OPINION

El beneficio de doña Melchora

José Manuel Barquero | Martes 26 de noviembre de 2024
El revuelto de huevos de Doña Melchora no tiene parangón en el valle que recorre el río Apurimac. Es de un amarillo tan intenso que a uno le entran ganas de agradecer su aportación a las gallinas que deambulan en libertad por los alrededores de la casa. En la aldea de Chiquisca sólo habitan dos familias. Viven de cultivar la tierra y atender a los escasos huéspedes que paramos a comer y a dormir de camino hacia uno de los lugares más impresionantes, y a la vez solitarios, de Perú.
Encaramada sobre la cordillera de Vilcabamba, la fortaleza de Choquequirao es, junto a Machu Picchu, el otro gran refugio inca en la región de Cuzco. Aunque la estructura de ambas ciudades es muy similar, se observan entre ellas dos diferencias cuantitativas. La primera es de extensión. Mientras en Machu Picchu las viviendas y terrazas cultivables descendían unos quinientos metros hasta el cauce del río, el desnivel que salvaban en Choquequirao hasta rozar el Apurimac era de mil quinientos metros. Es decir, que Choquequirao fue tres veces más grande que Machu Picchu. Se calculan que allí llegaron a residir hasta ocho mil personas.
La segunda diferencia es más evidente. La manera más rápida de llegar a Choquequirao consiste en caminar o montar en mula durante tres días desde el paso de Capuliyoc, a casi tres mil metros de altitud. Desde ese punto se desciende hasta el río para atravesarlo por un puente colgante, donde comienza otro sendero empinado que vuelve a remontar las laderas que flanquean el profundo cañón del Apurimac. Es un recorrido extenuante por el tremendo desnivel acumulado que hay que salvar en pocos kilómetros. En Machu Picchu es distinto, porque la inmensa mayoría de visitantes acceden en un tren turístico que los deposita en la localidad de Aguas Calientes, y desde allí suben y bajan en autobuses lanzadera que operan durante todo el día.

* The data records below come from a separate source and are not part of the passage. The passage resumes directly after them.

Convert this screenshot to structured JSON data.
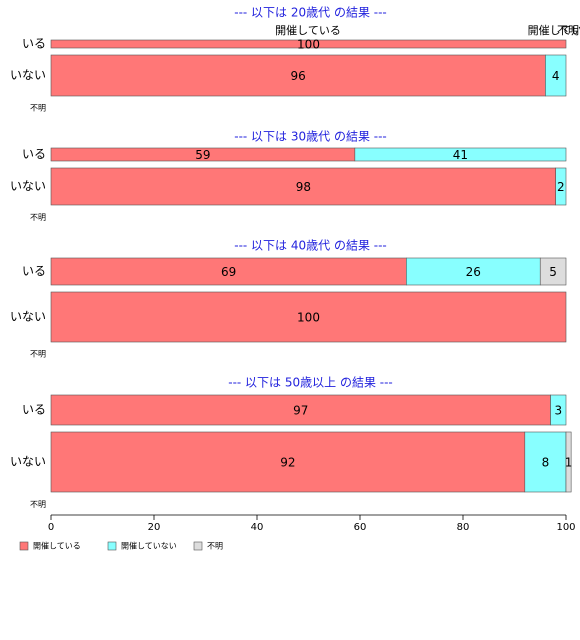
{
  "chart_data": {
    "type": "bar",
    "orientation": "horizontal",
    "stacked": true,
    "normalized_percent": true,
    "xlim": [
      0,
      100
    ],
    "x_ticks": [
      0,
      20,
      40,
      60,
      80,
      100
    ],
    "series_names": [
      "開催している",
      "開催していない",
      "不明"
    ],
    "series_colors": [
      "#ff7777",
      "#88ffff",
      "#dddddd"
    ],
    "title_color": "#2222dd",
    "legend": {
      "position": "bottom-left",
      "items": [
        {
          "label": "開催している",
          "color": "#ff7777"
        },
        {
          "label": "開催していない",
          "color": "#88ffff"
        },
        {
          "label": "不明",
          "color": "#dddddd"
        }
      ]
    },
    "panels": [
      {
        "title": "--- 以下は 20歳代 の結果 ---",
        "series_labels_above": [
          "開催している",
          "開催していない",
          "不明"
        ],
        "rows": [
          {
            "label": "いる",
            "values": [
              100,
              0,
              0
            ]
          },
          {
            "label": "いない",
            "values": [
              96,
              4,
              0
            ]
          },
          {
            "label": "不明",
            "values": [
              0,
              0,
              0
            ]
          }
        ]
      },
      {
        "title": "--- 以下は 30歳代 の結果 ---",
        "rows": [
          {
            "label": "いる",
            "values": [
              59,
              41,
              0
            ]
          },
          {
            "label": "いない",
            "values": [
              98,
              2,
              0
            ]
          },
          {
            "label": "不明",
            "values": [
              0,
              0,
              0
            ]
          }
        ]
      },
      {
        "title": "--- 以下は 40歳代 の結果 ---",
        "rows": [
          {
            "label": "いる",
            "values": [
              69,
              26,
              5
            ]
          },
          {
            "label": "いない",
            "values": [
              100,
              0,
              0
            ]
          },
          {
            "label": "不明",
            "values": [
              0,
              0,
              0
            ]
          }
        ]
      },
      {
        "title": "--- 以下は 50歳以上 の結果 ---",
        "rows": [
          {
            "label": "いる",
            "values": [
              97,
              3,
              0
            ]
          },
          {
            "label": "いない",
            "values": [
              92,
              8,
              1
            ]
          },
          {
            "label": "不明",
            "values": [
              0,
              0,
              0
            ]
          }
        ]
      }
    ]
  }
}
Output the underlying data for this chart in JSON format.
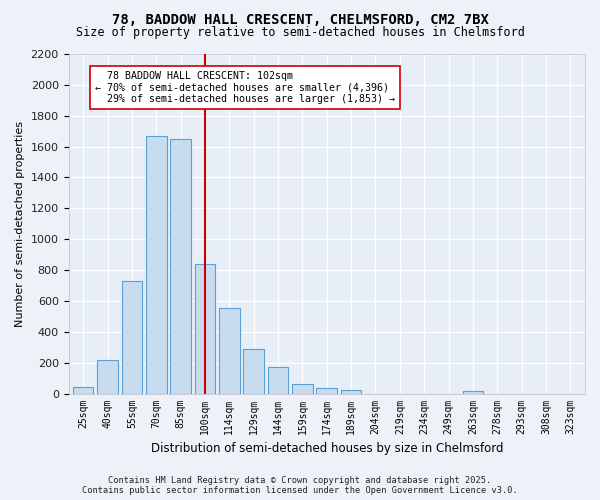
{
  "title": "78, BADDOW HALL CRESCENT, CHELMSFORD, CM2 7BX",
  "subtitle": "Size of property relative to semi-detached houses in Chelmsford",
  "xlabel": "Distribution of semi-detached houses by size in Chelmsford",
  "ylabel": "Number of semi-detached properties",
  "categories": [
    "25sqm",
    "40sqm",
    "55sqm",
    "70sqm",
    "85sqm",
    "100sqm",
    "114sqm",
    "129sqm",
    "144sqm",
    "159sqm",
    "174sqm",
    "189sqm",
    "204sqm",
    "219sqm",
    "234sqm",
    "249sqm",
    "263sqm",
    "278sqm",
    "293sqm",
    "308sqm",
    "323sqm"
  ],
  "values": [
    40,
    220,
    730,
    1670,
    1650,
    840,
    555,
    290,
    175,
    65,
    38,
    22,
    0,
    0,
    0,
    0,
    18,
    0,
    0,
    0,
    0
  ],
  "bar_color": "#c8dcf0",
  "bar_edge_color": "#5b9fd4",
  "vline_color": "#cc0000",
  "vline_x": 5.0,
  "property_label": "78 BADDOW HALL CRESCENT: 102sqm",
  "pct_smaller": "70%",
  "pct_smaller_count": "4,396",
  "pct_larger": "29%",
  "pct_larger_count": "1,853",
  "ylim": [
    0,
    2200
  ],
  "yticks": [
    0,
    200,
    400,
    600,
    800,
    1000,
    1200,
    1400,
    1600,
    1800,
    2000,
    2200
  ],
  "bg_color": "#e8eef8",
  "grid_color": "#ffffff",
  "fig_bg": "#eef2f8",
  "footer1": "Contains HM Land Registry data © Crown copyright and database right 2025.",
  "footer2": "Contains public sector information licensed under the Open Government Licence v3.0."
}
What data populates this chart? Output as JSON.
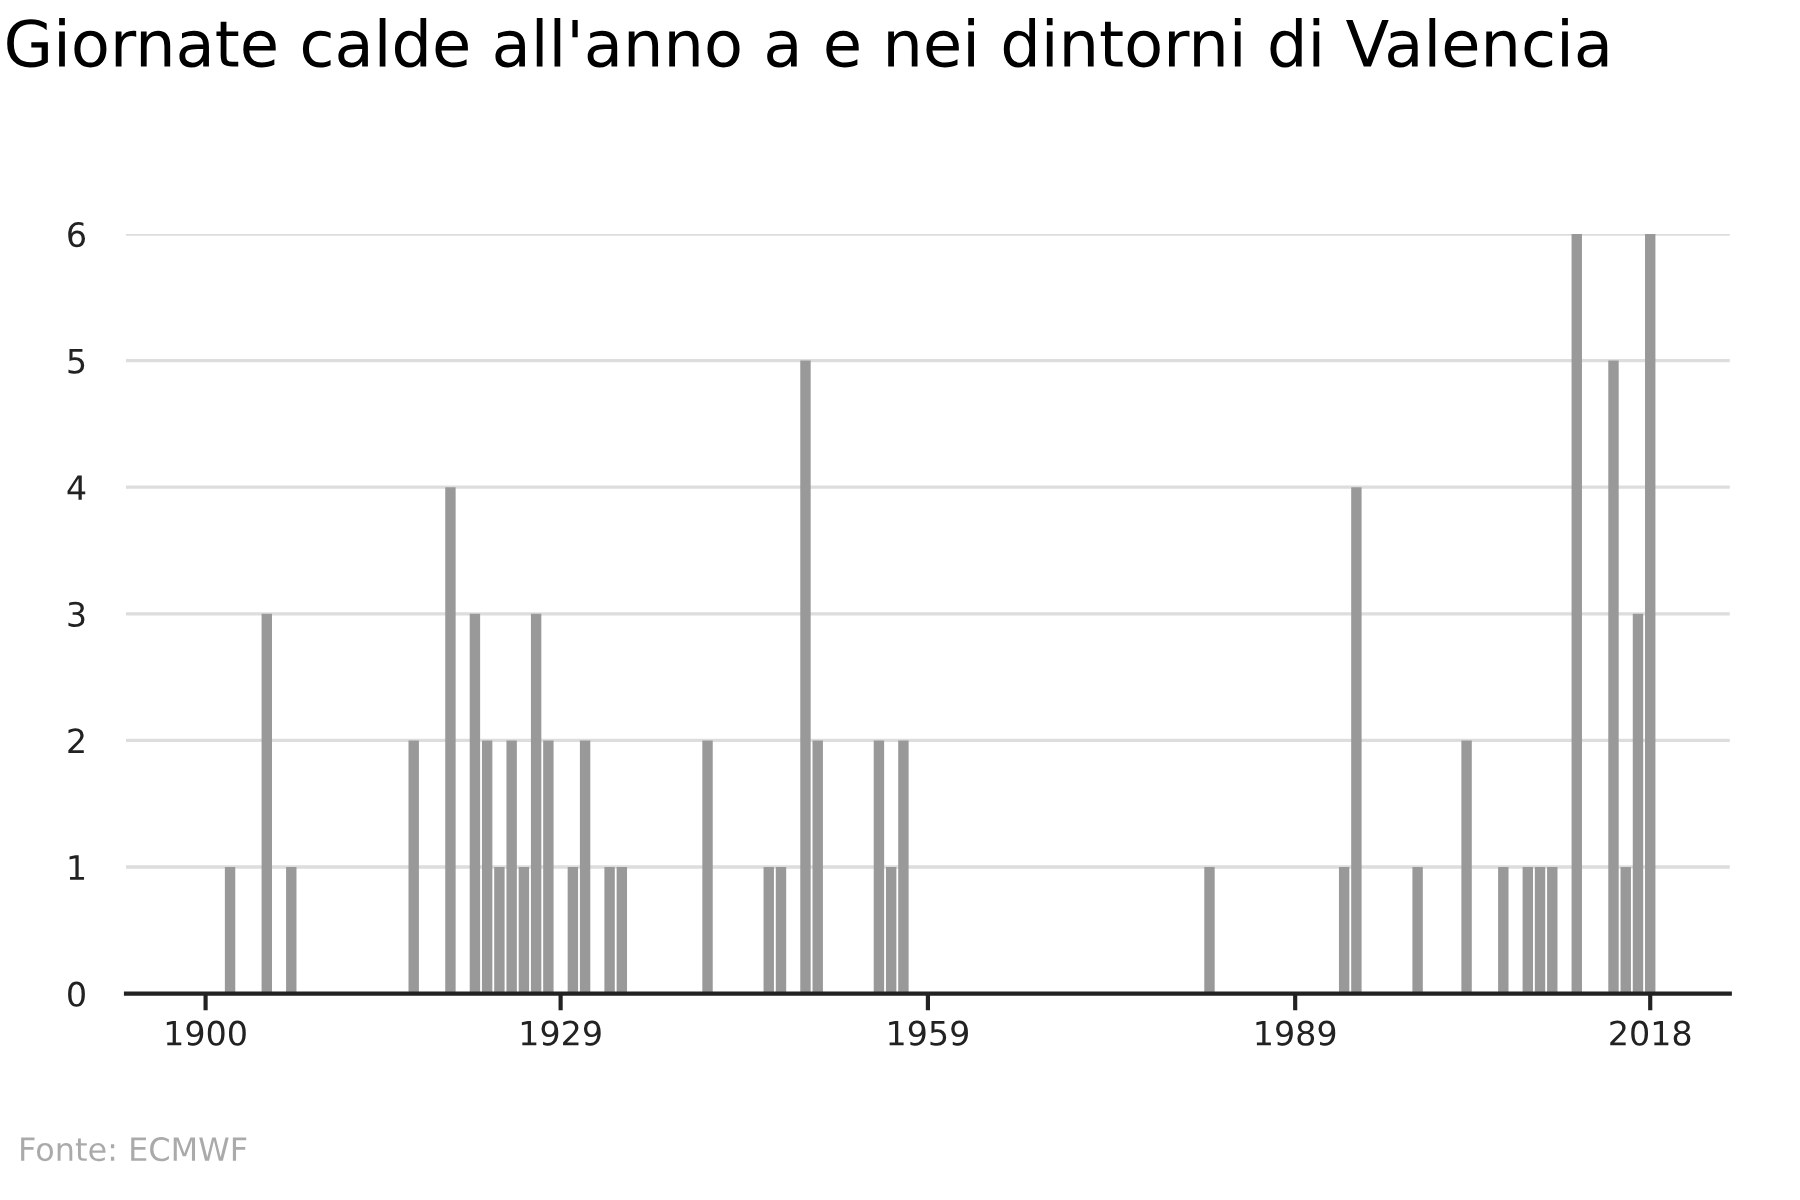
{
  "chart_data": {
    "type": "bar",
    "title": "Giornate calde all'anno a e nei dintorni di Valencia",
    "x": [
      1902,
      1905,
      1907,
      1917,
      1920,
      1922,
      1923,
      1924,
      1925,
      1926,
      1927,
      1928,
      1930,
      1931,
      1933,
      1934,
      1941,
      1946,
      1947,
      1949,
      1950,
      1955,
      1956,
      1957,
      1982,
      1993,
      1994,
      1999,
      2003,
      2006,
      2008,
      2009,
      2010,
      2012,
      2015,
      2016,
      2017,
      2018
    ],
    "values": [
      1,
      3,
      1,
      2,
      4,
      3,
      2,
      1,
      2,
      1,
      3,
      2,
      1,
      2,
      1,
      1,
      2,
      1,
      1,
      5,
      2,
      2,
      1,
      2,
      1,
      1,
      4,
      1,
      2,
      1,
      1,
      1,
      1,
      6,
      5,
      1,
      3,
      6
    ],
    "color": "#999999",
    "xlim": [
      1893.5,
      2024.5
    ],
    "xticks": [
      1900,
      1929,
      1959,
      1989,
      2018
    ],
    "ylim": [
      0,
      6
    ],
    "yticks": [
      0,
      1,
      2,
      3,
      4,
      5,
      6
    ],
    "grid": "y",
    "legend": false,
    "annotations": [
      "Fonte: ECMWF"
    ]
  }
}
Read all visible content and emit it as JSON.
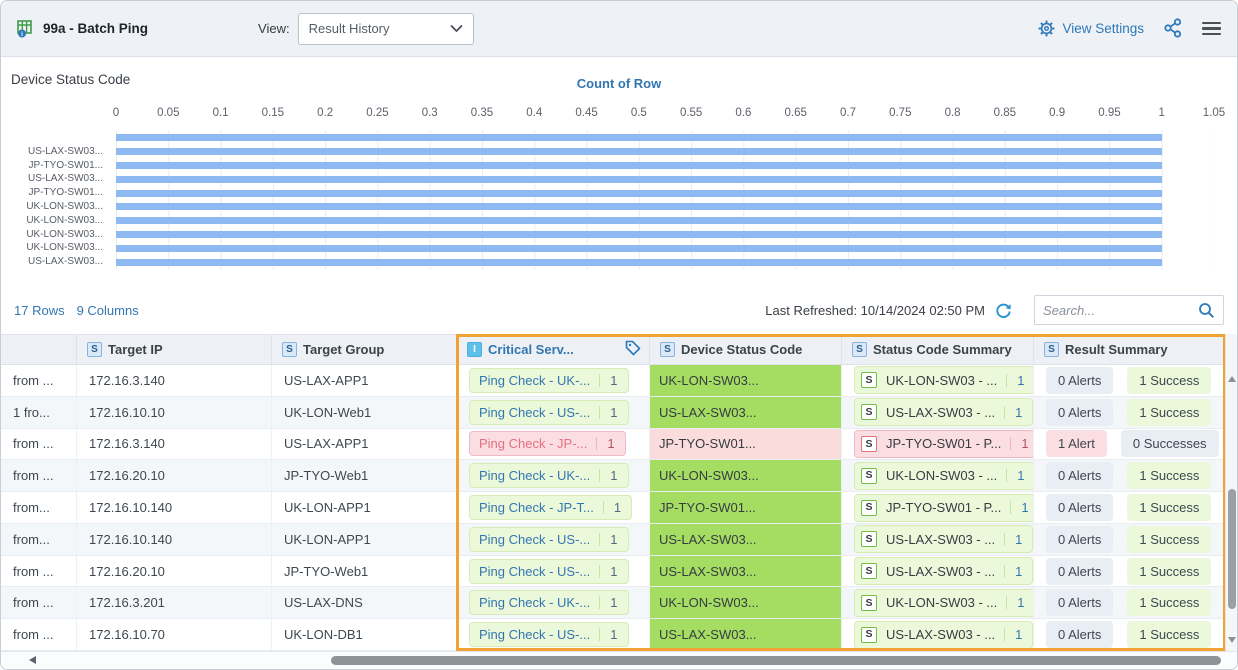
{
  "header": {
    "title": "99a - Batch Ping",
    "view_label": "View:",
    "view_value": "Result History",
    "view_settings_label": "View Settings"
  },
  "chart_data": {
    "type": "bar",
    "orientation": "horizontal",
    "title": "Device Status Code",
    "xlabel": "Count of Row",
    "categories": [
      "",
      "US-LAX-SW03...",
      "JP-TYO-SW01...",
      "US-LAX-SW03...",
      "JP-TYO-SW01...",
      "UK-LON-SW03...",
      "UK-LON-SW03...",
      "UK-LON-SW03...",
      "UK-LON-SW03...",
      "US-LAX-SW03..."
    ],
    "values": [
      1,
      1,
      1,
      1,
      1,
      1,
      1,
      1,
      1,
      1
    ],
    "xlim": [
      0,
      1.05
    ],
    "xticks": [
      "0",
      "0.05",
      "0.1",
      "0.15",
      "0.2",
      "0.25",
      "0.3",
      "0.35",
      "0.4",
      "0.45",
      "0.5",
      "0.55",
      "0.6",
      "0.65",
      "0.7",
      "0.75",
      "0.8",
      "0.85",
      "0.9",
      "0.95",
      "1",
      "1.05"
    ],
    "bar_color": "#8fb9f3",
    "grid": true,
    "legend": "none"
  },
  "table_meta": {
    "rows_label": "17 Rows",
    "columns_label": "9 Columns",
    "last_refreshed": "Last Refreshed: 10/14/2024 02:50 PM",
    "search_placeholder": "Search..."
  },
  "table": {
    "columns": [
      {
        "label": "",
        "icon": ""
      },
      {
        "label": "Target IP",
        "icon": "S"
      },
      {
        "label": "Target Group",
        "icon": "S"
      },
      {
        "label": "Critical Serv...",
        "icon": "I",
        "has_tag_icon": true,
        "highlighted": true
      },
      {
        "label": "Device Status Code",
        "icon": "S"
      },
      {
        "label": "Status Code Summary",
        "icon": "S"
      },
      {
        "label": "Result Summary",
        "icon": "S"
      }
    ],
    "rows": [
      {
        "result_truncated": "from ...",
        "target_ip": "172.16.3.140",
        "target_group": "US-LAX-APP1",
        "critical_service": {
          "label": "Ping Check - UK-...",
          "count": "1"
        },
        "device_status_code": "UK-LON-SW03...",
        "status_code_summary": {
          "icon": "S",
          "label": "UK-LON-SW03 - ...",
          "count": "1"
        },
        "result_summary": {
          "alerts": "0 Alerts",
          "successes": "1 Success"
        },
        "status": "success"
      },
      {
        "result_truncated": "1 fro...",
        "target_ip": "172.16.10.10",
        "target_group": "UK-LON-Web1",
        "critical_service": {
          "label": "Ping Check - US-...",
          "count": "1"
        },
        "device_status_code": "US-LAX-SW03...",
        "status_code_summary": {
          "icon": "S",
          "label": "US-LAX-SW03 - ...",
          "count": "1"
        },
        "result_summary": {
          "alerts": "0 Alerts",
          "successes": "1 Success"
        },
        "status": "success"
      },
      {
        "result_truncated": "from ...",
        "target_ip": "172.16.3.140",
        "target_group": "US-LAX-APP1",
        "critical_service": {
          "label": "Ping Check - JP-...",
          "count": "1"
        },
        "device_status_code": "JP-TYO-SW01...",
        "status_code_summary": {
          "icon": "S",
          "label": "JP-TYO-SW01 - P...",
          "count": "1"
        },
        "result_summary": {
          "alerts": "1 Alert",
          "successes": "0 Successes"
        },
        "status": "alert"
      },
      {
        "result_truncated": "from ...",
        "target_ip": "172.16.20.10",
        "target_group": "JP-TYO-Web1",
        "critical_service": {
          "label": "Ping Check - UK-...",
          "count": "1"
        },
        "device_status_code": "UK-LON-SW03...",
        "status_code_summary": {
          "icon": "S",
          "label": "UK-LON-SW03 - ...",
          "count": "1"
        },
        "result_summary": {
          "alerts": "0 Alerts",
          "successes": "1 Success"
        },
        "status": "success"
      },
      {
        "result_truncated": "from...",
        "target_ip": "172.16.10.140",
        "target_group": "UK-LON-APP1",
        "critical_service": {
          "label": "Ping Check - JP-T...",
          "count": "1"
        },
        "device_status_code": "JP-TYO-SW01...",
        "status_code_summary": {
          "icon": "S",
          "label": "JP-TYO-SW01 - P...",
          "count": "1"
        },
        "result_summary": {
          "alerts": "0 Alerts",
          "successes": "1 Success"
        },
        "status": "success"
      },
      {
        "result_truncated": "from...",
        "target_ip": "172.16.10.140",
        "target_group": "UK-LON-APP1",
        "critical_service": {
          "label": "Ping Check - US-...",
          "count": "1"
        },
        "device_status_code": "US-LAX-SW03...",
        "status_code_summary": {
          "icon": "S",
          "label": "US-LAX-SW03 - ...",
          "count": "1"
        },
        "result_summary": {
          "alerts": "0 Alerts",
          "successes": "1 Success"
        },
        "status": "success"
      },
      {
        "result_truncated": "from ...",
        "target_ip": "172.16.20.10",
        "target_group": "JP-TYO-Web1",
        "critical_service": {
          "label": "Ping Check - US-...",
          "count": "1"
        },
        "device_status_code": "US-LAX-SW03...",
        "status_code_summary": {
          "icon": "S",
          "label": "US-LAX-SW03 - ...",
          "count": "1"
        },
        "result_summary": {
          "alerts": "0 Alerts",
          "successes": "1 Success"
        },
        "status": "success"
      },
      {
        "result_truncated": "from ...",
        "target_ip": "172.16.3.201",
        "target_group": "US-LAX-DNS",
        "critical_service": {
          "label": "Ping Check - UK-...",
          "count": "1"
        },
        "device_status_code": "UK-LON-SW03...",
        "status_code_summary": {
          "icon": "S",
          "label": "UK-LON-SW03 - ...",
          "count": "1"
        },
        "result_summary": {
          "alerts": "0 Alerts",
          "successes": "1 Success"
        },
        "status": "success"
      },
      {
        "result_truncated": "from ...",
        "target_ip": "172.16.10.70",
        "target_group": "UK-LON-DB1",
        "critical_service": {
          "label": "Ping Check - US-...",
          "count": "1"
        },
        "device_status_code": "US-LAX-SW03...",
        "status_code_summary": {
          "icon": "S",
          "label": "US-LAX-SW03 - ...",
          "count": "1"
        },
        "result_summary": {
          "alerts": "0 Alerts",
          "successes": "1 Success"
        },
        "status": "success"
      }
    ]
  },
  "colors": {
    "accent_blue": "#3276b1",
    "bar_blue": "#8fb9f3",
    "success_green": "#a4dd62",
    "badge_green": "#ecf8da",
    "alert_pink": "#fadcdc",
    "badge_pink": "#fbdee2",
    "neutral_badge": "#e9edf4",
    "highlight_orange": "#f0a233",
    "header_bg": "#eef2f7"
  }
}
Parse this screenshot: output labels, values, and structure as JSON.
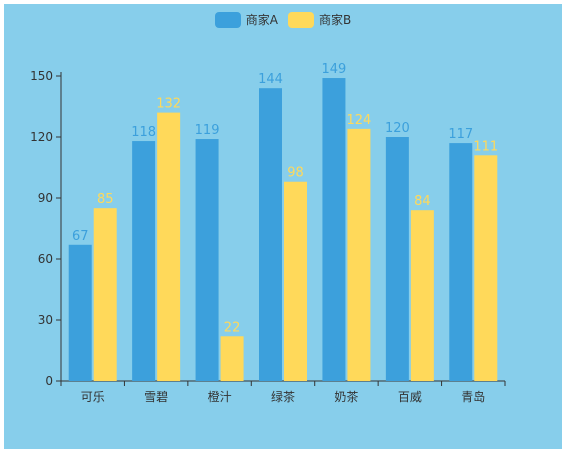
{
  "colors": {
    "panel_bg": "#87ceeb",
    "series_a": "#3ca0dc",
    "series_b": "#ffd95a",
    "axis": "#333333"
  },
  "chart_data": {
    "type": "bar",
    "categories": [
      "可乐",
      "雪碧",
      "橙汁",
      "绿茶",
      "奶茶",
      "百威",
      "青岛"
    ],
    "series": [
      {
        "name": "商家A",
        "values": [
          67,
          118,
          119,
          144,
          149,
          120,
          117
        ]
      },
      {
        "name": "商家B",
        "values": [
          85,
          132,
          22,
          98,
          124,
          84,
          111
        ]
      }
    ],
    "ylim": [
      0,
      150
    ],
    "yticks": [
      0,
      30,
      60,
      90,
      120,
      150
    ],
    "legend_position": "top-center",
    "grid": false,
    "data_labels": true
  }
}
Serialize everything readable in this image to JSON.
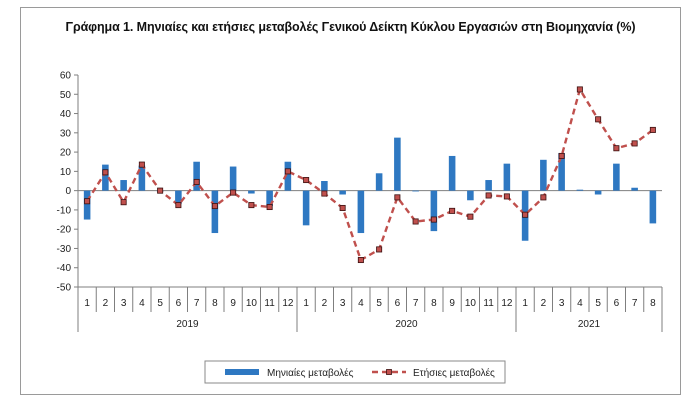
{
  "chart_data": {
    "type": "bar+line",
    "title": "Γράφημα 1. Μηνιαίες και ετήσιες μεταβολές  Γενικού Δείκτη Κύκλου Εργασιών στη Βιομηχανία (%)",
    "ylim": [
      -50,
      60
    ],
    "yticks": [
      -50,
      -40,
      -30,
      -20,
      -10,
      0,
      10,
      20,
      30,
      40,
      50,
      60
    ],
    "years": [
      {
        "label": "2019",
        "months": 12
      },
      {
        "label": "2020",
        "months": 12
      },
      {
        "label": "2021",
        "months": 8
      }
    ],
    "categories": [
      "1",
      "2",
      "3",
      "4",
      "5",
      "6",
      "7",
      "8",
      "9",
      "10",
      "11",
      "12",
      "1",
      "2",
      "3",
      "4",
      "5",
      "6",
      "7",
      "8",
      "9",
      "10",
      "11",
      "12",
      "1",
      "2",
      "3",
      "4",
      "5",
      "6",
      "7",
      "8"
    ],
    "series": [
      {
        "name": "Μηνιαίες μεταβολές",
        "kind": "bar",
        "color": "#2e78c2",
        "values": [
          -15,
          13.5,
          5.5,
          13,
          0,
          -7,
          15,
          -22,
          12.5,
          -1.5,
          -8,
          15,
          -18,
          5,
          -2,
          -22,
          9,
          27.5,
          0,
          -21,
          18,
          -5,
          5.5,
          14,
          -26,
          16,
          19.5,
          0.5,
          -2,
          14,
          1.5,
          -17
        ]
      },
      {
        "name": "Ετήσιες μεταβολές",
        "kind": "line",
        "color": "#c0504d",
        "values": [
          -5.5,
          9.5,
          -6,
          13.5,
          0,
          -7.5,
          4.5,
          -8,
          -1,
          -7.5,
          -8.5,
          10,
          5.5,
          -1.5,
          -9,
          -36,
          -30.5,
          -3.5,
          -16,
          -15,
          -10.5,
          -13.5,
          -2.5,
          -3,
          -12.5,
          -3.5,
          18,
          52.5,
          37,
          22,
          24.5,
          31.5
        ]
      }
    ]
  }
}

Sabiendo esto, es fácil entender por qué en la extensa Plaza Central del complejo arquitectónico de Choquequirao no llegamos a juntarnos más de diez personas, agotadas pero felices. Tres días más tarde, alrededor de cuatro mil turistas tratábamos de no chocarnos deambulando entre las ruinas de Machu Picchu. Una densidad comparable a la de la Plaza de San Marcos en carnavales, Times Square en fin de año, o la explanada del Louvre el día de entrada gratis al museo.
El gobierno peruano debe considerar un problema, o un desperdicio económico, el silencio y la soledad de Choquequirao, porque hace años que proyecta una solución. Se trataría de unir con un funicular el paso de Capuliyoc con el pueblo de Marampata, convirtiendo así la fatigosa aventura de cuatro jornadas en una excursión de un día, apta para casi todos los públicos. No parece complicada esta obra de ingeniería civil en pleno siglo XXI, y sin duda reportaría suculentos ingresos a las arcas públicas del país, y también a la empresa que gestione el invento.
El puro egoísmo me lleva a rechazar que, en el futuro, nadie nos pueda robar, ni a mí ni a otros sufridos senderistas, el placer de aquellas horas privilegiadas en el paraíso de Choquequirao. Pero tampoco sería honesto ignorar que el turismo lleva décadas funcionando como motor de desarrollo económico en zonas paupérrimas. No es tan difícil soportar una cama dura, una ducha fría y cuatro pulgas saltarinas, sabiendo que en unos días dormirás en una cama de dos metros de ancho después de cenar un ceviche glorioso.
No digo yo que no tuviera algo que ver el hambre que traía, pero esta semana me comí en Marampata las mejores pechugas de pollo de mi vida. Las preparó Maicol -no Michael, Maicol-, el hijo de Doña Melchora, que aprendió de ella a cocinar y a sonreír. Un poco más abajo, en Santa Rosa, Don José se afanaba en teclear en cada móvil la clave de su wifi, para que nadie tuviera acceso gratis. Sergio, Rafa, Jordi y yo pagamos y le dejamos hacer, sin explicarle que es posible compartir la contraseña entre modelos similares de teléfono.
Hace unos días Miguel Fluxá, presidente de Iberostar, publicaba en este y otros medios una carta reclamando una reflexión profunda y una mirada humana sobre un turismo que, en sus propias palabras, “es, y siempre será, un negocio de personas para personas”. Se construyan o no funiculares en el mundo, no deberían servir para puentear el beneficio de las comunidades locales. Yo sólo pido que personas como Doña Melchora, Maicol y Don José permanezcan siempre en el negocio, o al menos mientras así lo quieran ellos.